Ordnungs- und Verkehrsdienst zieht vorläufige Jahresbilanz

Der Ordnungs- und Verkehrsdienst des Amtes für öffentliche Ordnung legt seine Statistik für das Jahr 2017 vor. Details zu den Zahlen können der zum download beiliegenden Statistik entnommen werden.

Die Statistik basiert auf den Fallzahlen bis zum 15. Dezember 2017. Die Zeilensummen sind für den Rest des Jahres linear prognostiziert und bereits in der Statistik eingerechnet.

Zu der Statistik gibt der Ordnungs- und Verkehrsdienst folgende Hinweise und Erläuterungen: 


Ordnungs- und Verkehrsdienst vielfältig im Einsatz

In 2017 waren die Kräfte des Ordnungs- und Verkehrsdienstes wieder vielfältig im Einsatz. Bei Großereignissen wie den Karnevalstagen, den Kölner Lichtern, dem Köln-Marathon, dem Sessionsbeginn am Elften im Elften, Jeck im Sunnesching oder der NAV-DEM Kundgebung an der Deutzer Werft tagte der Koordinierungsstab unter der Leitung des Amtes für öffentliche Ordnung. Hier wurden alle Aktivitäten städtischer und externer Beteiligter gesteuert und koordiniert. Der Ordnungs- und Verkehrsdienst hat dabei weiterhin vorrangig die Aufgabe, Präsenz zu zeigen, Auffälligkeiten zu bemerken und zu melden, Ansprechpartner für den Bürger zu sein und damit insgesamt präventiv das Sicherheitsempfinden der Bürgerinnen und Bürger zu stärken.

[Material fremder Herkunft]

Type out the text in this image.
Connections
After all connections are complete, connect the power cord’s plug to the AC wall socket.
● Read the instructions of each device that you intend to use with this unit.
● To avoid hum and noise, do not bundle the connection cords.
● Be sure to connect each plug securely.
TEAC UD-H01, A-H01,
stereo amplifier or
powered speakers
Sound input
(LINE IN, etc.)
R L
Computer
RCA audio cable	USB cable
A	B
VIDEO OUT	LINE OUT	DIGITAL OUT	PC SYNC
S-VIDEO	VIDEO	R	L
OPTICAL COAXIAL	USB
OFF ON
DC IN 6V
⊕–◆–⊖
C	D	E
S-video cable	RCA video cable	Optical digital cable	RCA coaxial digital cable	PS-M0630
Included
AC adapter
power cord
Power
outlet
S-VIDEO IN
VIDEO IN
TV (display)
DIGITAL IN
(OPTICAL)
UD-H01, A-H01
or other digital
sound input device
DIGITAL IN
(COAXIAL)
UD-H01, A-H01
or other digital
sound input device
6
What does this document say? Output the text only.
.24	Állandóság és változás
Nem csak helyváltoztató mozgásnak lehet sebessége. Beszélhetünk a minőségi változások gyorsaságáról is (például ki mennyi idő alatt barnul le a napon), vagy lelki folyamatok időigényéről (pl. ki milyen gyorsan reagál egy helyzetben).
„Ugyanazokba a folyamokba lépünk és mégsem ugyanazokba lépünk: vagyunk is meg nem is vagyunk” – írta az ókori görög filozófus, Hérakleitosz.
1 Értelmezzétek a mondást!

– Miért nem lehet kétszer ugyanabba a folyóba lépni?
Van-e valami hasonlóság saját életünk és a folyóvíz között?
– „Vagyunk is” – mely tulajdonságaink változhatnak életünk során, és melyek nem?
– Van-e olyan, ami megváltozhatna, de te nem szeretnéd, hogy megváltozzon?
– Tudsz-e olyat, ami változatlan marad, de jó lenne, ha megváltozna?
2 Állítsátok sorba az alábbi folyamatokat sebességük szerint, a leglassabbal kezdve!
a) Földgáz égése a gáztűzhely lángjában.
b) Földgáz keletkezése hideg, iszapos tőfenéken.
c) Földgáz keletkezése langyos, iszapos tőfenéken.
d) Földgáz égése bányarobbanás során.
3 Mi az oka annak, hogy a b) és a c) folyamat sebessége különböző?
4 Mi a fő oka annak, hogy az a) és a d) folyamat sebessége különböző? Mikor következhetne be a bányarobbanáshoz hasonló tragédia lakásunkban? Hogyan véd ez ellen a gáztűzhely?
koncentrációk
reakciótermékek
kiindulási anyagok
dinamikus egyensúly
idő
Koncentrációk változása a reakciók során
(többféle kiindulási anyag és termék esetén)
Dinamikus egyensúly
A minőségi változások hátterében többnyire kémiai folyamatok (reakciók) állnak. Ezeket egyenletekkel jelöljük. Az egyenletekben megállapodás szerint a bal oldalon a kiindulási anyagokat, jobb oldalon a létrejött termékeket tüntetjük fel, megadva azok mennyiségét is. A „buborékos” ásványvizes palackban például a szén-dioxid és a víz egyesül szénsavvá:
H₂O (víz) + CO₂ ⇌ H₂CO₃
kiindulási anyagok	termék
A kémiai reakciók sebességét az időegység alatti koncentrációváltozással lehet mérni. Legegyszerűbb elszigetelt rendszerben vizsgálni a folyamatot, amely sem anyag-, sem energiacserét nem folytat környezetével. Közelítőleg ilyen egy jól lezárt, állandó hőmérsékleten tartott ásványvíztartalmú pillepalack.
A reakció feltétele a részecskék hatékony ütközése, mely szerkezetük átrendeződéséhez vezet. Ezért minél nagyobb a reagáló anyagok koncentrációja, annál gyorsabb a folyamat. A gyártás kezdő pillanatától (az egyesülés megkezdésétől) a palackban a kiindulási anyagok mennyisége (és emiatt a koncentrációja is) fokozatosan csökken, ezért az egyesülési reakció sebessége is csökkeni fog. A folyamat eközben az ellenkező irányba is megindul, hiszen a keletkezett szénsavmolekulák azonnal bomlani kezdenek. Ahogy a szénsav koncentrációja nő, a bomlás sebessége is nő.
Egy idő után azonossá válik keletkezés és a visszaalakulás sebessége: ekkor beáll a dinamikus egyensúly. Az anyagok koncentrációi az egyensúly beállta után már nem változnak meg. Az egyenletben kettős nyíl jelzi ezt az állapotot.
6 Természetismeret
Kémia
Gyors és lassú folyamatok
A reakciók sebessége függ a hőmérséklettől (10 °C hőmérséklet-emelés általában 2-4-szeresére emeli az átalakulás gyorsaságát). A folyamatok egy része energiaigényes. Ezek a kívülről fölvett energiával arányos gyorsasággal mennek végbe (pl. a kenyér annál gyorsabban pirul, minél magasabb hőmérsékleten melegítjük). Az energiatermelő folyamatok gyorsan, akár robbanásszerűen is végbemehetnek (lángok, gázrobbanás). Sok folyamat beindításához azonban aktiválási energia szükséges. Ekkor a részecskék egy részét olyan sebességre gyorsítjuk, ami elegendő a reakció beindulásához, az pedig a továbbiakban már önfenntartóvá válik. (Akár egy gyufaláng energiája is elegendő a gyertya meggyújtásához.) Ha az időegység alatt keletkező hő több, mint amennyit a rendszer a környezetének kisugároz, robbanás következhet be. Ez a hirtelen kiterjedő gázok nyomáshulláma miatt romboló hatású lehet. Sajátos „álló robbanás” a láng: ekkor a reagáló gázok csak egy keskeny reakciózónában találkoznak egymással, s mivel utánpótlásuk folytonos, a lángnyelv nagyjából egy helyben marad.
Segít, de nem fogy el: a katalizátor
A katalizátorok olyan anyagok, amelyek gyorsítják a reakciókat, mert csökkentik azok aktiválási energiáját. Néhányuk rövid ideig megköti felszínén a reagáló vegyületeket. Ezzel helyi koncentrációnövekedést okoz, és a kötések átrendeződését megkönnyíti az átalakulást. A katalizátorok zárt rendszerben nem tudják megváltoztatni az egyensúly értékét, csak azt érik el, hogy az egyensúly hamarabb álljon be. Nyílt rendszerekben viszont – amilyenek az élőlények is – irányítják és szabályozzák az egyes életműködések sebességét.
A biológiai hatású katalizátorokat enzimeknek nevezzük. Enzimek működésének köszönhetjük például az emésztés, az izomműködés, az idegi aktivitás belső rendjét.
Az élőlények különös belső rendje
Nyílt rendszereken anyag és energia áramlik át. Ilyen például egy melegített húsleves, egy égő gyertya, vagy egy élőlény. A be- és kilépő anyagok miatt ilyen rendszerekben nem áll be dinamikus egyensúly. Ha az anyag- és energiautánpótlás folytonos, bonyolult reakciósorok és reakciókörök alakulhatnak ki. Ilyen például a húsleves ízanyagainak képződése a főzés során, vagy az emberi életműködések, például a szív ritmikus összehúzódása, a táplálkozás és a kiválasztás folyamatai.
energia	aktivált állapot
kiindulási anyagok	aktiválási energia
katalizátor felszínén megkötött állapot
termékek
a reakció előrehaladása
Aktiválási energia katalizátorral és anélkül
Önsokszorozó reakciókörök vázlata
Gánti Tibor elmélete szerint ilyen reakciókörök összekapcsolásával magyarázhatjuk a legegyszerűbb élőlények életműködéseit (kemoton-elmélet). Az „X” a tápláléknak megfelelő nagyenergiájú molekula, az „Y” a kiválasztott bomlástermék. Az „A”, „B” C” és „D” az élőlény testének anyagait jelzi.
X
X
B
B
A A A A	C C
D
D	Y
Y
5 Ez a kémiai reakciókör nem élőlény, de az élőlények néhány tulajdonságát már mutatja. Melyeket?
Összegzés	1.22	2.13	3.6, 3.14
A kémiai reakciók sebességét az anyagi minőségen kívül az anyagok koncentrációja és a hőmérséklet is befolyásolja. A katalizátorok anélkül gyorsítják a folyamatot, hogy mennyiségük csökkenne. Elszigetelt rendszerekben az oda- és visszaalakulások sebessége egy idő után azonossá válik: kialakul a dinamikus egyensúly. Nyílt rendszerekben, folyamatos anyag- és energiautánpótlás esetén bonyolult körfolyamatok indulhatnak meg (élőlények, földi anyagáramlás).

Im November 2017 wurde das "Zielbild Ordnungsdienst 2020" vorgestellt. Um den Ordnungsdienst für die Zukunft sicher aufzustellen, werden personelle, organisatorische und strukturelle Maßnahmen getroffen. Unter anderem soll zusätzliche Schutzausrüstung beschafft und die Zahl der Stellen auf 303 erweitert werden. 


Parkverstöße rückläufig

Auch 2017 sind die Fallzahlen für Parkverstöße im ruhenden Verkehr leicht zurückgegangen. Ursächlich sind der weiterhin konstant hohe Kontrolldruck und die zusätzlichen Zonen für Bewohnerparken. Dass die Sicherstellungen zugenommen haben, liegt daran, dass mehr dafür berechtigte Fachkräfte im Einsatz sind und dass konsequent bei Großveranstaltungen und Demonstrationen eingeschritten wird. Bei Großveranstaltungen wie dem Köln-Marathon, Silvester oder Karneval werden für bestimmte Bereiche temporäre Haltverbotszonen eingerichtet. Die Fahrzeuge, die trotz einer Vorabinformation an die Bewohnerinnen und Bewohner sowie Fahrzeughalterinnen und Fahrzeughalter noch aufgefunden werden, werden dann durch die Außendienstkräfte des Verkehrsdienstes sichergestellt. Für Demonstrationen, wie der AfD-Parteitag oder die NAV-DEM Kundgebung, werden Aufstellflächen im Rahmen der Amtshilfe für die Polizei freigeschleppt. 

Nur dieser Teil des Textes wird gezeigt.